Era tarde da noite. O garoto não viu qualquer alma. Não faria mal, então, pegar a bolsa da mulher caída no beco. Era pobre, se notava, mas algo levaria na bolsa que jazia a seu lado. Ela mesma nem se movia. Estava estendida de lado, a boca babando, os olhos fixos. Morta? Ele puxou a bolsa, mas ficou comovido com a expressão, quase que de espanto, da mulher. Não era velha, mas estava maltratada. As marcas não desfiguravam uma possível beleza. Haveria de ter sido bem bonita. Como movido por um chamado, ele se deixou ficar, absorvido pela figura. Ela se mexeu, e deu um gemido quase intangível. Mas o guri continuou ali, esperando sabe-se lá o quê. E mexeu na sacola, para ver se achava algo que dissesse dela.
Um nota de dois reais, um crucifixo de prata, pedaços de papel higiênico, um pedaço de sabão azul e uma carteirinha de identidade profissional. Ele aproximou o papel da luz e leu: Angela Maria de Abreu e Silva. Professora. Seria ela? A foto era antiga, e a mulher na foto sorria. Tinha um cabelo liso, claro. E havia nela uma expressão diáfana, talvez porque a foto estivesse esbranquiçada. Olhou de novo para a mulher, comparando. Poderia ser. A carteira era velha. E a mulher também. Mas porque raios uma professora estaria deitada num beco, tarde da noite, como uma mendiga?
Lembrou da sua professora que estava em greve. Mais uma daquelas que tanto transtorno traziam para a escola. Não era diáfana, como a da foto. Tinha os cabelos crespos, óculos de aros pretos e a expressão de rebeldia. Não curtia os seus discursos inflamados contra o governo. Se não gostava, porque não dava o fora? O governo fazia o que podia. Aquele pessoal parecia nunca estar satisfeito. Ele não estava nem aí se não tinha livro, ou se a escola caia aos pedaços. Aquilo não iria mudar a vida dele. Seguiria sendo o que era: um guri largado pelo pai e quase sem mãe, sempre fora, “ganhando uns trocados” como dizia.
A mulher se mexeu e virou o rosto na direção da luz. Sim, era ela. A moça da foto. A professora. Sem saber por quê, fixou os olhos nas mãos dela. Magras, ossudas, de unhas curtas e sujas. O que a teria trazido até o beco?
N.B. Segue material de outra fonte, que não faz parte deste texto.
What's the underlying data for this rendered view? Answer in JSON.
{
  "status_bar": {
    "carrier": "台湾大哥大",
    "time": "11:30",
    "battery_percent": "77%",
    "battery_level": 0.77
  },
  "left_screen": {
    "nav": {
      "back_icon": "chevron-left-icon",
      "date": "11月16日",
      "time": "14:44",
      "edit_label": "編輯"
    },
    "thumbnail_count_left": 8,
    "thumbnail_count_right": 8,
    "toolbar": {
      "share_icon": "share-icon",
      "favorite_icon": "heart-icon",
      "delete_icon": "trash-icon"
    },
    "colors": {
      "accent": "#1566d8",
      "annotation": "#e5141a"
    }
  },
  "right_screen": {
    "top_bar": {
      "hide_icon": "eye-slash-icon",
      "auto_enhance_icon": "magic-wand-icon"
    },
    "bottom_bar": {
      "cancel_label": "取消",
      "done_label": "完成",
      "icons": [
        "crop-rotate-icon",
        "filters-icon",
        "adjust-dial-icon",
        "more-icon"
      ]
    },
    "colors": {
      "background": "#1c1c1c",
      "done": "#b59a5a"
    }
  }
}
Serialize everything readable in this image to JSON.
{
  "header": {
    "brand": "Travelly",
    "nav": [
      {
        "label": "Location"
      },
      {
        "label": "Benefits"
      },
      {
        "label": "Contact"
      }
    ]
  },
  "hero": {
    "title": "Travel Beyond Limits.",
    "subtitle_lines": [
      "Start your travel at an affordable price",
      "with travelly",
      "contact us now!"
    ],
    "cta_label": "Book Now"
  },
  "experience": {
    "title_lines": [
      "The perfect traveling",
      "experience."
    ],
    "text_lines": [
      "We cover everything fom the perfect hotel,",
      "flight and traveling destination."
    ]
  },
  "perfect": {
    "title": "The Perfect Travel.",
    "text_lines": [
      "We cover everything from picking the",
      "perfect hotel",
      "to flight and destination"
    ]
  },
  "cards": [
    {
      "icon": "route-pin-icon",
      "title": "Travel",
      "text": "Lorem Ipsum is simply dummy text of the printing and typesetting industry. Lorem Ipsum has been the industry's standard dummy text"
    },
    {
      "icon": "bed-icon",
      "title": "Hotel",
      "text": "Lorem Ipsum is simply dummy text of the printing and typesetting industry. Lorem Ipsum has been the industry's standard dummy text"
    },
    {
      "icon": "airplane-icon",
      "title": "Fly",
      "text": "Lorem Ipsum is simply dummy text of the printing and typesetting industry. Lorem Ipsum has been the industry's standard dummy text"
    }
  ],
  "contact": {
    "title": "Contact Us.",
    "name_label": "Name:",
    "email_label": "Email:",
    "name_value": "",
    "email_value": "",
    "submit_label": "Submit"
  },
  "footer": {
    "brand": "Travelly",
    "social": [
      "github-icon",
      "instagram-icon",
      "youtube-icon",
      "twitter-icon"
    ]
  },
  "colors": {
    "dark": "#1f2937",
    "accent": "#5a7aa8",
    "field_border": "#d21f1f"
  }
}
Quantas greves teria feito? Seria uma das resmungonas, como a professora de História? Ou estaria mais para a de Matemática, que olhava os movimentos de luta dos colegas e não se envolvia? Não poderia saber. Ainda assim, teve pena. Fosse ela do jeito que fosse. Não devia ser fácil enfrentar todos os dias uma gurizada como ele, cheia de medos, dores e ódios. Cheirou a boca da mulher. Não estava bêbada. Talvez fosse doença.
Ele encostou no muro, ao lado da mulher, e ficou matutando. O que fazer? Chamar um guarda? Haveria de prendê-lo! Quem nasce com aquela cara e com aquelas roupas de suspeito não tinha muita chance de fazer o bem. Meteu as mãos nos bolsos buscando o que fosse. Queria deixar algo seu junto aquela pobre alma, que fora professora um dia. Talvez tivesse virado mendiga porque o salário nunca fora o suficiente. Sabe-se lá. Achou notas do mercadinho, um botão velho e o chaveiro com a cara do Darth Vader. Ela não precisaria de nada daquilo. Procurou na meia e catou 10 reais. O rosto da mulher brilhava com a luz da lua. Ele dobrou o dinheiro e colocou na bolsa surrada, a qual colocou por debaixo do corpo caído. Vai que aparece algum vagabundo.
No dia seguinte, na escola, foi ver a greve. E, sem que soubesse por que, gostou de ver a professora de História a fazer seus discursos. Ela era valente, não acabaria num beco. Sorriu e foi ajudá-la a colar um cartaz.